Second, as it is common with claims-based data studies, its weakness lies in the fact that these data were primarily collected for the purpose of financial claims and not gathered specifically for research purposes. Limitations are present in both the level of detail and precision. Several data on potentially contributing or confounding risk factors regarding OAC use were not available. For example, INR values were not available. Nevertheless and despite these weaknesses, existing investigations show that claims-based data sets can be used as valid research data [48, 49]. In addition, our data are not subject to the possible patient selection biases or cluster effects that may have influenced previous investigations. In Germany, about 85 % of the population are insured in public statutory insurances. Our data were derived from one large and one small insurance fund. Consequently, patient selection bias is not a concern. Our data may be affected by a regional bias because our sickness funds insure patients in only four out of 16 German states. However, due to the uniform health insurance system in Germany we do not expect that this potential bias may systematically influence our study results.

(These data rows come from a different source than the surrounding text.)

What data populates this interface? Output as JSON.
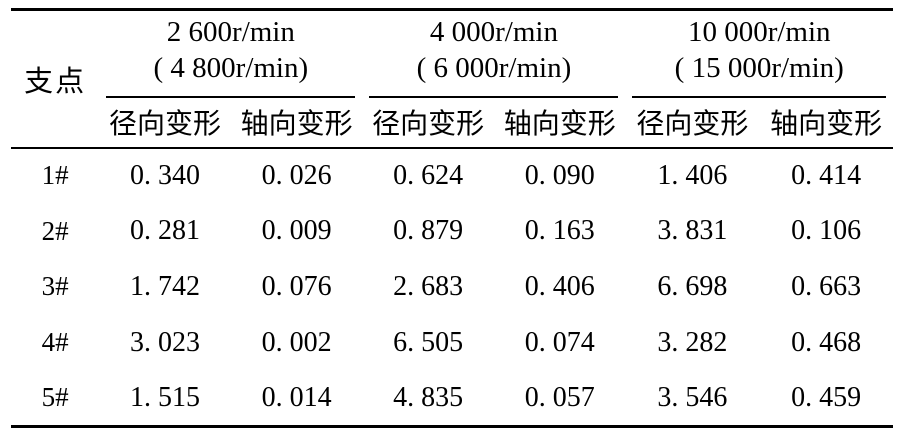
{
  "table": {
    "corner_label": "支点",
    "column_groups": [
      {
        "primary": "2 600r/min",
        "secondary": "( 4 800r/min)"
      },
      {
        "primary": "4 000r/min",
        "secondary": "( 6 000r/min)"
      },
      {
        "primary": "10 000r/min",
        "secondary": "( 15 000r/min)"
      }
    ],
    "sub_headers": {
      "radial": "径向变形",
      "axial": "轴向变形"
    },
    "rows": [
      {
        "label": "1#",
        "values": [
          "0. 340",
          "0. 026",
          "0. 624",
          "0. 090",
          "1. 406",
          "0. 414"
        ]
      },
      {
        "label": "2#",
        "values": [
          "0. 281",
          "0. 009",
          "0. 879",
          "0. 163",
          "3. 831",
          "0. 106"
        ]
      },
      {
        "label": "3#",
        "values": [
          "1. 742",
          "0. 076",
          "2. 683",
          "0. 406",
          "6. 698",
          "0. 663"
        ]
      },
      {
        "label": "4#",
        "values": [
          "3. 023",
          "0. 002",
          "6. 505",
          "0. 074",
          "3. 282",
          "0. 468"
        ]
      },
      {
        "label": "5#",
        "values": [
          "1. 515",
          "0. 014",
          "4. 835",
          "0. 057",
          "3. 546",
          "0. 459"
        ]
      }
    ]
  },
  "colors": {
    "background": "#ffffff",
    "text": "#000000",
    "rule": "#000000"
  },
  "chart_data": {
    "type": "table",
    "row_label_header": "支点",
    "column_groups": [
      "2 600r/min ( 4 800r/min)",
      "4 000r/min ( 6 000r/min)",
      "10 000r/min ( 15 000r/min)"
    ],
    "measures_per_group": [
      "径向变形",
      "轴向变形"
    ],
    "row_labels": [
      "1#",
      "2#",
      "3#",
      "4#",
      "5#"
    ],
    "values": [
      [
        0.34,
        0.026,
        0.624,
        0.09,
        1.406,
        0.414
      ],
      [
        0.281,
        0.009,
        0.879,
        0.163,
        3.831,
        0.106
      ],
      [
        1.742,
        0.076,
        2.683,
        0.406,
        6.698,
        0.663
      ],
      [
        3.023,
        0.002,
        6.505,
        0.074,
        3.282,
        0.468
      ],
      [
        1.515,
        0.014,
        4.835,
        0.057,
        3.546,
        0.459
      ]
    ]
  }
}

Third, our medication analysis only included medications covered by the insurance funds providing the data. In the German market, OAC and other anticoagulants are only available through a prescription. Once these have been turned in by patients they are included in our dataset. However, aspirin may be obtained by patients over the counter: data about over the counter medications were not available. In an analysis covering a large AF sample in UK, it was concluded that among patients not prescribed an OAC, about 80 % were prescribed an antiplatelet drug [19]. We cannot confirm this observation which may be explained by the fact that several OAC under-use patients obtain aspirin out of pocket.

Fourth, the grace periods we defined in determining the anticoagulation status of a patient-day (180 for VKA; 90 days for other anticoagulation treatment or anti-platelets) are random, but in accordance with practice documented in the literature [16, 25, 26]. We used 180 days to generate a relatively conservative estimate and to be sure that a patient-day could be considered as characterized by under-use.

Fifth, we analysed an exceptionally old and comorbid sample with an average CHA2DS2-VASc-score of 4.38 and an average CCI of 5.57. Because age is an independent predictor of OAC under-use this may have led to an over-estimation of the percentage of OAC under-use patients. On the other hand, because of the rising life expectancy in most industrialized countries [50], our study may describe a treating environment that becomes reality in near future.

Sixth, due to our large sample size, some independent variables may exert a significant statistical influence in our multivariate analysis regarding causes of OAC under-use without having a clinical importance because of low effect sizes. In order to address this potential limitation, we analyzed these causes in two different scenarios. Nevertheless, it is possible that some factors have been identified as statistically significant OAC under-use causes but, due to low odds ratios, cannot be called causal factors in a clinically meaningful way.

Conclusions

Our data show that OAC under-use is still common in AF patients even if stroke risk and factors potentially disfavouring OAC use are taken into account. The comorbidity profile of patients as well as certain sociodemographic patient characteristics at least partly explain OAC under-use. Whereas cardiologists more often recommend OAC, GPs obviously differ in their view on benefits and harms of OAC. This still leads to an under-treatment of AF patients in GP practices known to undertreat all their other AF patients. Other studies have shown that this OAC under-treatment finally leads to a higher stroke/thromboembolic event risk of AF patients [16].

Whether the recent introduction of NOACs improved the situation needs to be seen in future. Our results indicate that even with newer anticoagulants on the market it is still necessary to promote anticoagulation therapy, especially among GPs which treat the majority of AF patients in many countries.